Re: RFC: Breaking existing Euphoria functionality
- Posted by Michael J. Sabal <m_sabal at yahoo.com> Feb 23, 2007
- 568 views
Aku wrote: > > I have a suggestion for this that will not break > existing code at all. > > Instead of changing the behavior of comparison operators, > why don't we just change the behavior of "if" ? > > Normally only atoms are allowed for "if", > like if 1 then.. if 0 then.. if a = b then (where a, b are atoms), > we change it to allow sequences. > > Only if all the elements of the sequences are true, > the "then" part will be executed. Otherwise, the "else" part. > > So we allow if {1, 1, 1} then ... as a result of if "abc"="abc" > and it will execute the "then" part. > > OK I just realized it is not possible without changing one more thing > that is comparison of sequences of different length. > (we can't have "ab" = "abc") > > This is what I am trying to say.

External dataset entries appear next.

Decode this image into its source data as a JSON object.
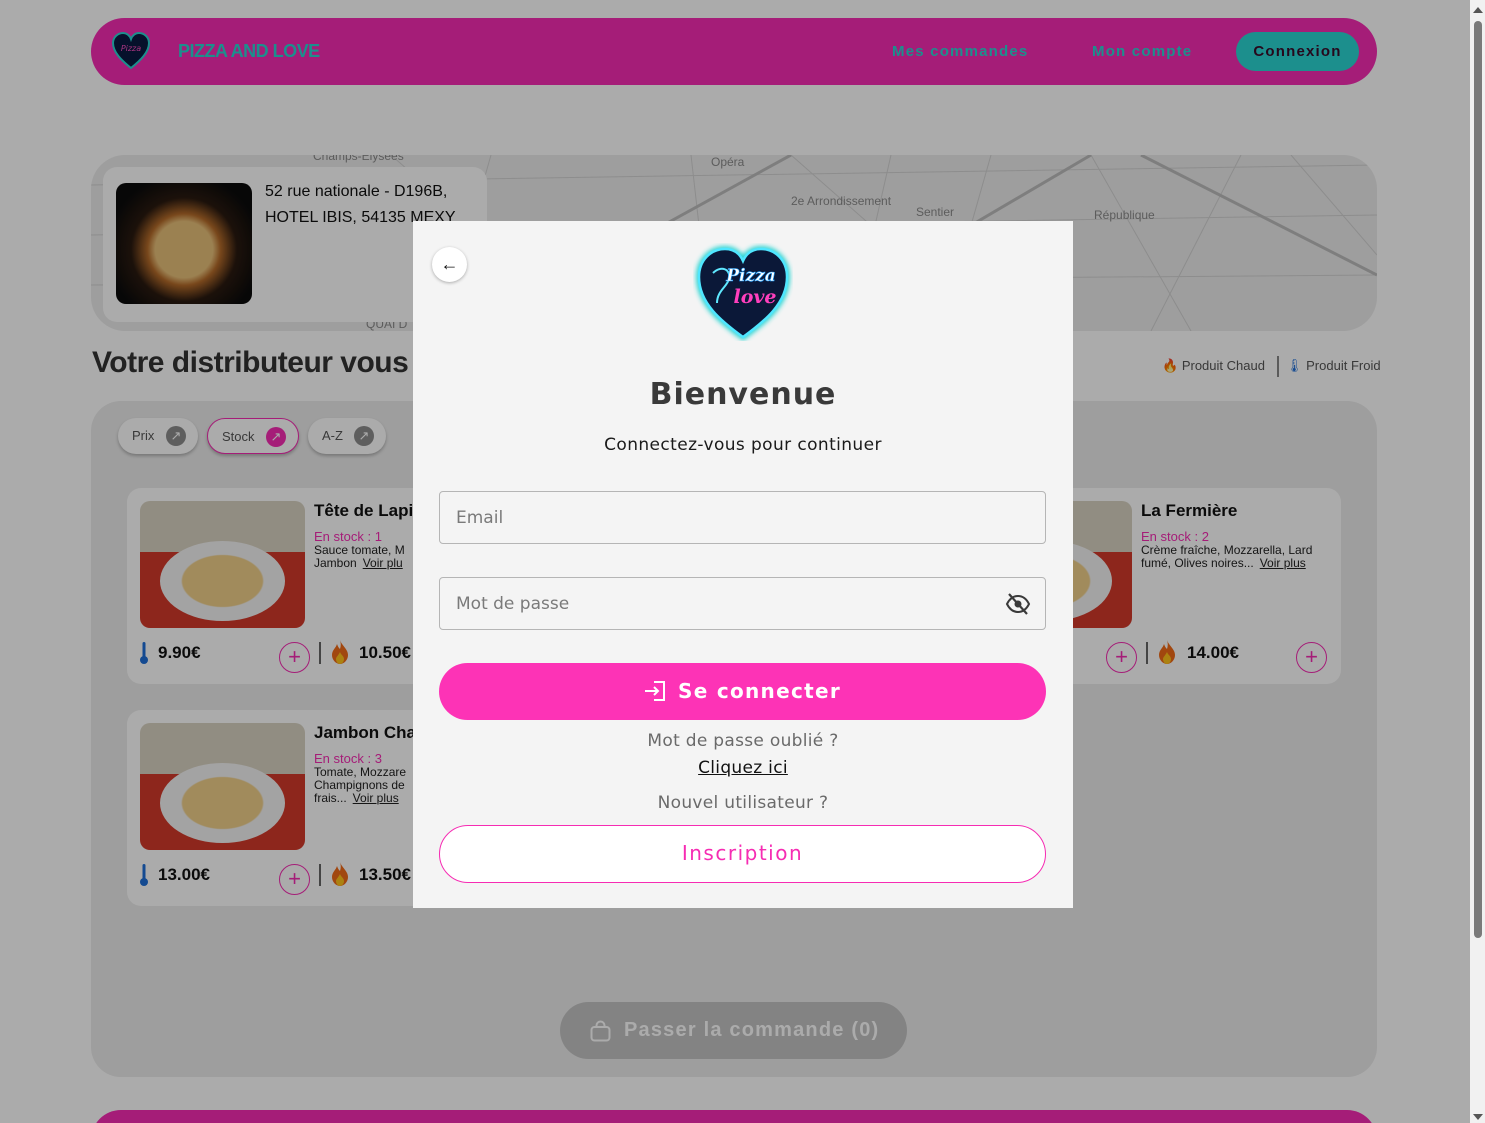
{
  "header": {
    "brand_name": "PIZZA AND LOVE",
    "nav": {
      "orders": "Mes commandes",
      "account": "Mon compte",
      "login": "Connexion"
    }
  },
  "map": {
    "labels": [
      "Champs-Élysées",
      "Opéra",
      "2e Arrondissement",
      "Sentier",
      "République",
      "QUAI D"
    ]
  },
  "distributor": {
    "address": "52 rue nationale - D196B, HOTEL IBIS, 54135 MEXY"
  },
  "section_title": "Votre distributeur vous pr",
  "legend": {
    "hot": "Produit Chaud",
    "cold": "Produit Froid"
  },
  "filters": {
    "price": "Prix",
    "stock": "Stock",
    "az": "A-Z"
  },
  "products": [
    {
      "name": "Tête de Lapi",
      "stock": "En stock : 1",
      "desc": "Sauce tomate, M Jambon",
      "more": "Voir plu",
      "cold_price": "9.90€",
      "hot_price": "10.50€"
    },
    {
      "name": "La Fermière",
      "stock": "En stock : 2",
      "desc": "Crème fraîche, Mozzarella, Lard fumé, Olives noires...",
      "more": "Voir plus",
      "cold_price": "",
      "hot_price": "14.00€"
    },
    {
      "name": "Jambon Cha",
      "stock": "En stock : 3",
      "desc": "Tomate, Mozzare Champignons de frais...",
      "more": "Voir plus",
      "cold_price": "13.00€",
      "hot_price": "13.50€"
    }
  ],
  "order_button": "Passer la commande (0)",
  "modal": {
    "title": "Bienvenue",
    "subtitle": "Connectez-vous pour continuer",
    "email_placeholder": "Email",
    "email_value": "",
    "password_placeholder": "Mot de passe",
    "password_value": "",
    "login_button": "Se connecter",
    "forgot_text": "Mot de passe oublié ?",
    "click_here": "Cliquez ici",
    "new_user": "Nouvel utilisateur ?",
    "signup_button": "Inscription"
  },
  "colors": {
    "brand_pink": "#f62cb3",
    "brand_cyan": "#2ad6d3",
    "button_pink": "#fd33b6"
  }
}
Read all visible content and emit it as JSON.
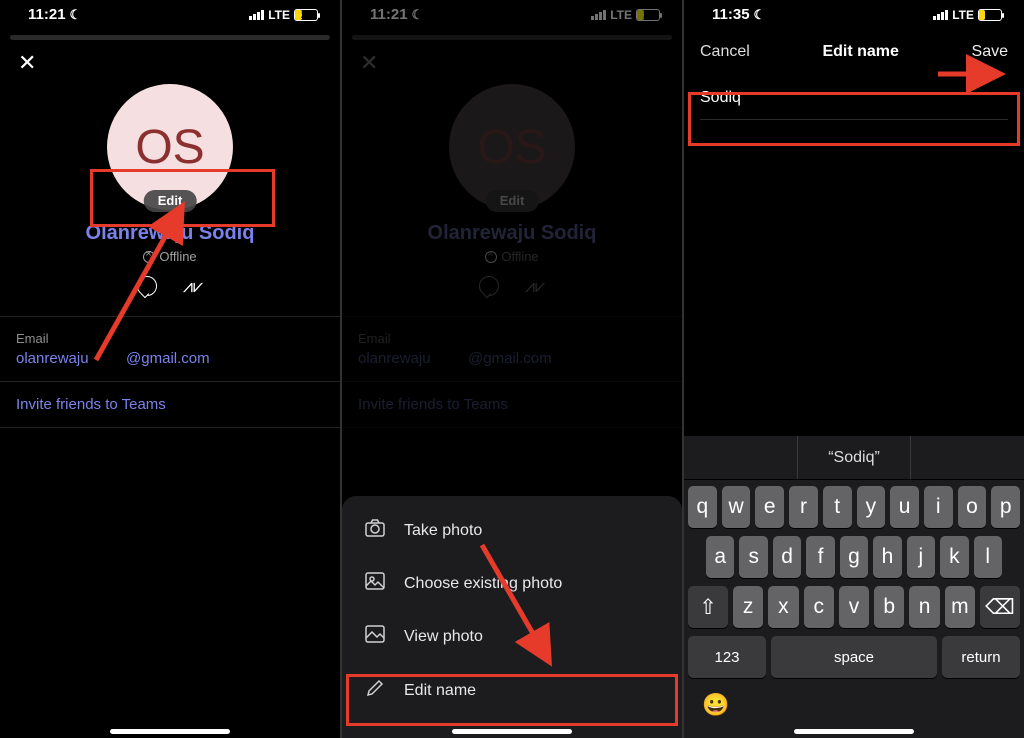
{
  "screens": [
    {
      "status": {
        "time": "11:21",
        "net": "LTE",
        "batt": "29"
      },
      "avatar_initials": "OS",
      "edit_label": "Edit",
      "display_name": "Olanrewaju Sodiq",
      "presence": "Offline",
      "email_label": "Email",
      "email_user": "olanrewaju",
      "email_domain": "@gmail.com",
      "invite_label": "Invite friends to Teams"
    },
    {
      "status": {
        "time": "11:21",
        "net": "LTE",
        "batt": "29"
      },
      "avatar_initials": "OS",
      "edit_label": "Edit",
      "display_name": "Olanrewaju Sodiq",
      "presence": "Offline",
      "email_label": "Email",
      "email_user": "olanrewaju",
      "email_domain": "@gmail.com",
      "invite_label": "Invite friends to Teams",
      "sheet": {
        "take_photo": "Take photo",
        "choose_photo": "Choose existing photo",
        "view_photo": "View photo",
        "edit_name": "Edit name"
      }
    },
    {
      "status": {
        "time": "11:35",
        "net": "LTE",
        "batt": "27"
      },
      "nav": {
        "cancel": "Cancel",
        "title": "Edit name",
        "save": "Save"
      },
      "name_value": "Sodiq",
      "keyboard": {
        "suggestion": "“Sodiq”",
        "row1": [
          "q",
          "w",
          "e",
          "r",
          "t",
          "y",
          "u",
          "i",
          "o",
          "p"
        ],
        "row2": [
          "a",
          "s",
          "d",
          "f",
          "g",
          "h",
          "j",
          "k",
          "l"
        ],
        "row3": [
          "z",
          "x",
          "c",
          "v",
          "b",
          "n",
          "m"
        ],
        "shift": "⇧",
        "backspace": "⌫",
        "numkey": "123",
        "space": "space",
        "return": "return",
        "emoji": "😀"
      }
    }
  ]
}
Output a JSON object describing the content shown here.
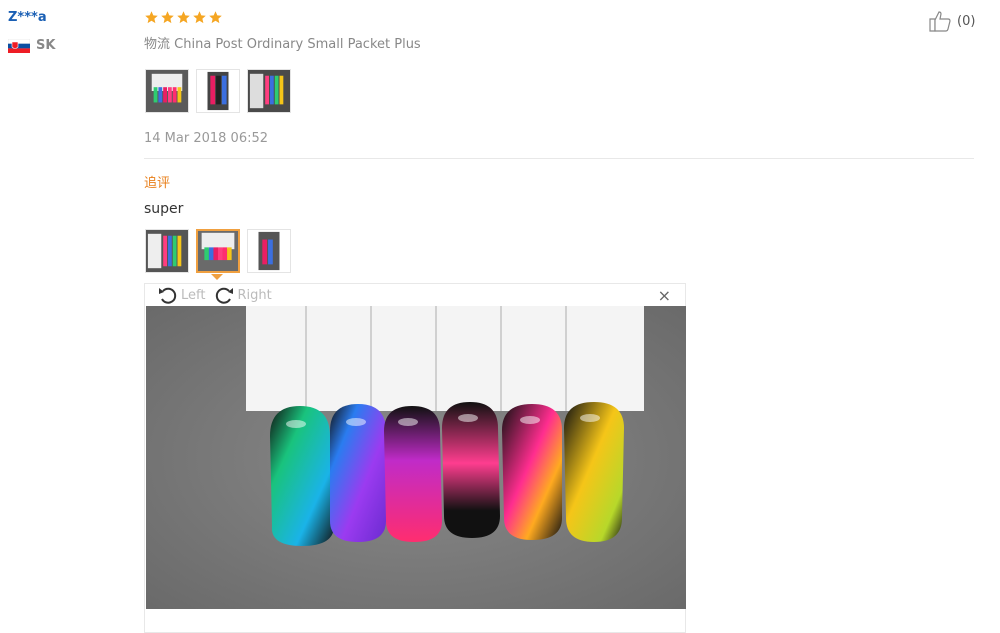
{
  "review": {
    "user": "Z***a",
    "country": "SK",
    "rating": 5,
    "logistics_label": "物流",
    "logistics_value": "China Post Ordinary Small Packet Plus",
    "likes": "(0)",
    "date": "14 Mar 2018 06:52",
    "followup_label": "追评",
    "followup_text": "super",
    "viewer": {
      "left_label": "Left",
      "right_label": "Right",
      "close_glyph": "×"
    }
  },
  "colors": {
    "user_link": "#1a5fb4",
    "star": "#f5a623",
    "followup": "#e8801c",
    "active_thumb": "#f0a040"
  }
}
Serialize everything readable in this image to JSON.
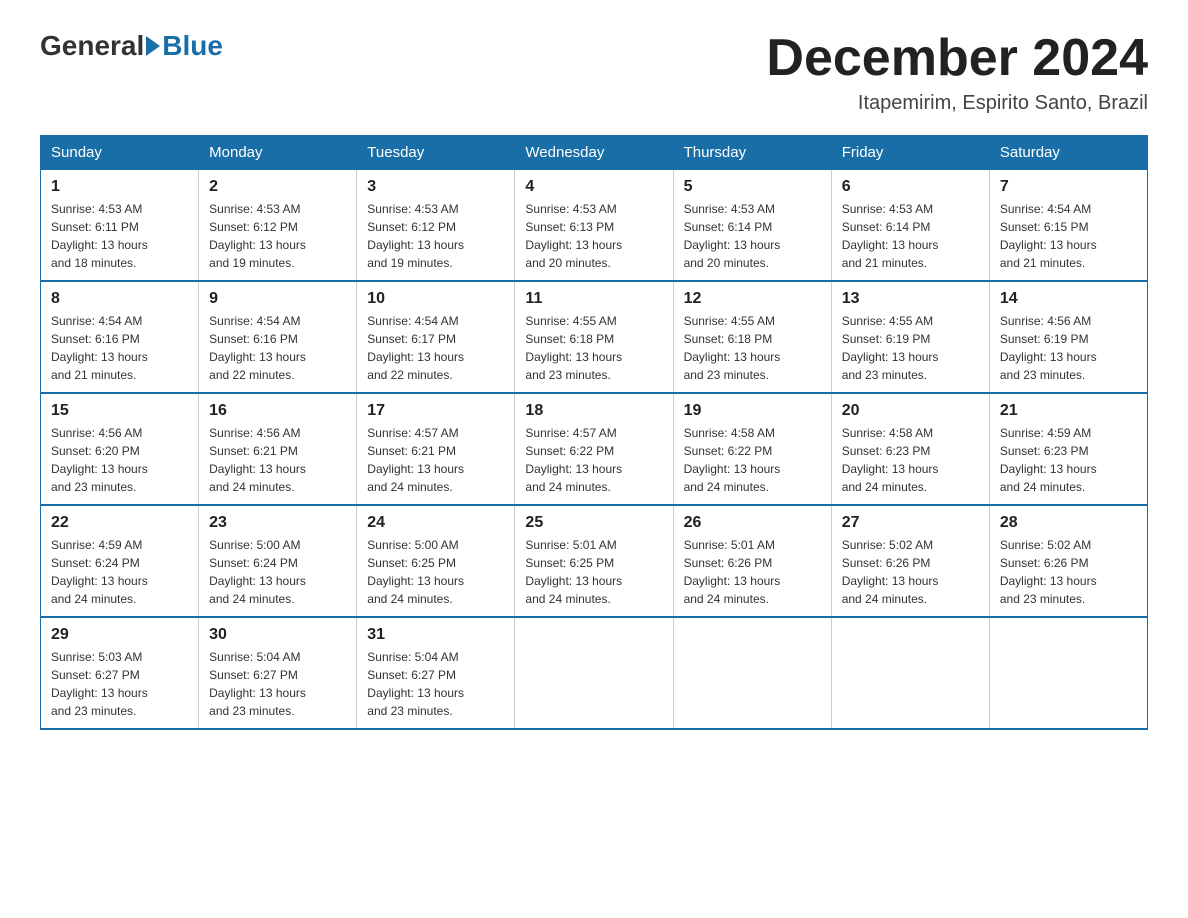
{
  "logo": {
    "general": "General",
    "blue": "Blue"
  },
  "title": "December 2024",
  "subtitle": "Itapemirim, Espirito Santo, Brazil",
  "days_of_week": [
    "Sunday",
    "Monday",
    "Tuesday",
    "Wednesday",
    "Thursday",
    "Friday",
    "Saturday"
  ],
  "weeks": [
    [
      {
        "day": "1",
        "sunrise": "4:53 AM",
        "sunset": "6:11 PM",
        "daylight": "13 hours and 18 minutes."
      },
      {
        "day": "2",
        "sunrise": "4:53 AM",
        "sunset": "6:12 PM",
        "daylight": "13 hours and 19 minutes."
      },
      {
        "day": "3",
        "sunrise": "4:53 AM",
        "sunset": "6:12 PM",
        "daylight": "13 hours and 19 minutes."
      },
      {
        "day": "4",
        "sunrise": "4:53 AM",
        "sunset": "6:13 PM",
        "daylight": "13 hours and 20 minutes."
      },
      {
        "day": "5",
        "sunrise": "4:53 AM",
        "sunset": "6:14 PM",
        "daylight": "13 hours and 20 minutes."
      },
      {
        "day": "6",
        "sunrise": "4:53 AM",
        "sunset": "6:14 PM",
        "daylight": "13 hours and 21 minutes."
      },
      {
        "day": "7",
        "sunrise": "4:54 AM",
        "sunset": "6:15 PM",
        "daylight": "13 hours and 21 minutes."
      }
    ],
    [
      {
        "day": "8",
        "sunrise": "4:54 AM",
        "sunset": "6:16 PM",
        "daylight": "13 hours and 21 minutes."
      },
      {
        "day": "9",
        "sunrise": "4:54 AM",
        "sunset": "6:16 PM",
        "daylight": "13 hours and 22 minutes."
      },
      {
        "day": "10",
        "sunrise": "4:54 AM",
        "sunset": "6:17 PM",
        "daylight": "13 hours and 22 minutes."
      },
      {
        "day": "11",
        "sunrise": "4:55 AM",
        "sunset": "6:18 PM",
        "daylight": "13 hours and 23 minutes."
      },
      {
        "day": "12",
        "sunrise": "4:55 AM",
        "sunset": "6:18 PM",
        "daylight": "13 hours and 23 minutes."
      },
      {
        "day": "13",
        "sunrise": "4:55 AM",
        "sunset": "6:19 PM",
        "daylight": "13 hours and 23 minutes."
      },
      {
        "day": "14",
        "sunrise": "4:56 AM",
        "sunset": "6:19 PM",
        "daylight": "13 hours and 23 minutes."
      }
    ],
    [
      {
        "day": "15",
        "sunrise": "4:56 AM",
        "sunset": "6:20 PM",
        "daylight": "13 hours and 23 minutes."
      },
      {
        "day": "16",
        "sunrise": "4:56 AM",
        "sunset": "6:21 PM",
        "daylight": "13 hours and 24 minutes."
      },
      {
        "day": "17",
        "sunrise": "4:57 AM",
        "sunset": "6:21 PM",
        "daylight": "13 hours and 24 minutes."
      },
      {
        "day": "18",
        "sunrise": "4:57 AM",
        "sunset": "6:22 PM",
        "daylight": "13 hours and 24 minutes."
      },
      {
        "day": "19",
        "sunrise": "4:58 AM",
        "sunset": "6:22 PM",
        "daylight": "13 hours and 24 minutes."
      },
      {
        "day": "20",
        "sunrise": "4:58 AM",
        "sunset": "6:23 PM",
        "daylight": "13 hours and 24 minutes."
      },
      {
        "day": "21",
        "sunrise": "4:59 AM",
        "sunset": "6:23 PM",
        "daylight": "13 hours and 24 minutes."
      }
    ],
    [
      {
        "day": "22",
        "sunrise": "4:59 AM",
        "sunset": "6:24 PM",
        "daylight": "13 hours and 24 minutes."
      },
      {
        "day": "23",
        "sunrise": "5:00 AM",
        "sunset": "6:24 PM",
        "daylight": "13 hours and 24 minutes."
      },
      {
        "day": "24",
        "sunrise": "5:00 AM",
        "sunset": "6:25 PM",
        "daylight": "13 hours and 24 minutes."
      },
      {
        "day": "25",
        "sunrise": "5:01 AM",
        "sunset": "6:25 PM",
        "daylight": "13 hours and 24 minutes."
      },
      {
        "day": "26",
        "sunrise": "5:01 AM",
        "sunset": "6:26 PM",
        "daylight": "13 hours and 24 minutes."
      },
      {
        "day": "27",
        "sunrise": "5:02 AM",
        "sunset": "6:26 PM",
        "daylight": "13 hours and 24 minutes."
      },
      {
        "day": "28",
        "sunrise": "5:02 AM",
        "sunset": "6:26 PM",
        "daylight": "13 hours and 23 minutes."
      }
    ],
    [
      {
        "day": "29",
        "sunrise": "5:03 AM",
        "sunset": "6:27 PM",
        "daylight": "13 hours and 23 minutes."
      },
      {
        "day": "30",
        "sunrise": "5:04 AM",
        "sunset": "6:27 PM",
        "daylight": "13 hours and 23 minutes."
      },
      {
        "day": "31",
        "sunrise": "5:04 AM",
        "sunset": "6:27 PM",
        "daylight": "13 hours and 23 minutes."
      },
      null,
      null,
      null,
      null
    ]
  ],
  "labels": {
    "sunrise_prefix": "Sunrise: ",
    "sunset_prefix": "Sunset: ",
    "daylight_prefix": "Daylight: "
  }
}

By the time the runtime library realizes it has an "if", the comparison has ALREADY been evaluated. I started looking at it and raised this thread because I thought it would be a simple matter of changing how "if" works. After pouring through the source, I realized the situation is far more complex than that. Derek, this responds to your comment in SF as well. In order to move from breaking existing code, (which is what the community doesn't want, Derek. I wasn't talking about the feature itself) we need to change the way parsing works, and somehow call a completely different binary_op if a comparison is part of an if as opposed to an assignment. That means new opcodes and new framework. You have proven that you are a much better programmer than I am. The only reason I looked at it is because I had half an hour to do so and didn't have my laptop containing my other projects; and because there were so many complaints about all the feature requests that nobody had looked at. So here's what I suggest. My comments and change in priority code really don't mean a thing. Download the source, show us how to make the changes without breaking code, and your feature will probably be implemented. I am not coder enough to do it, and I'm moving on to something else.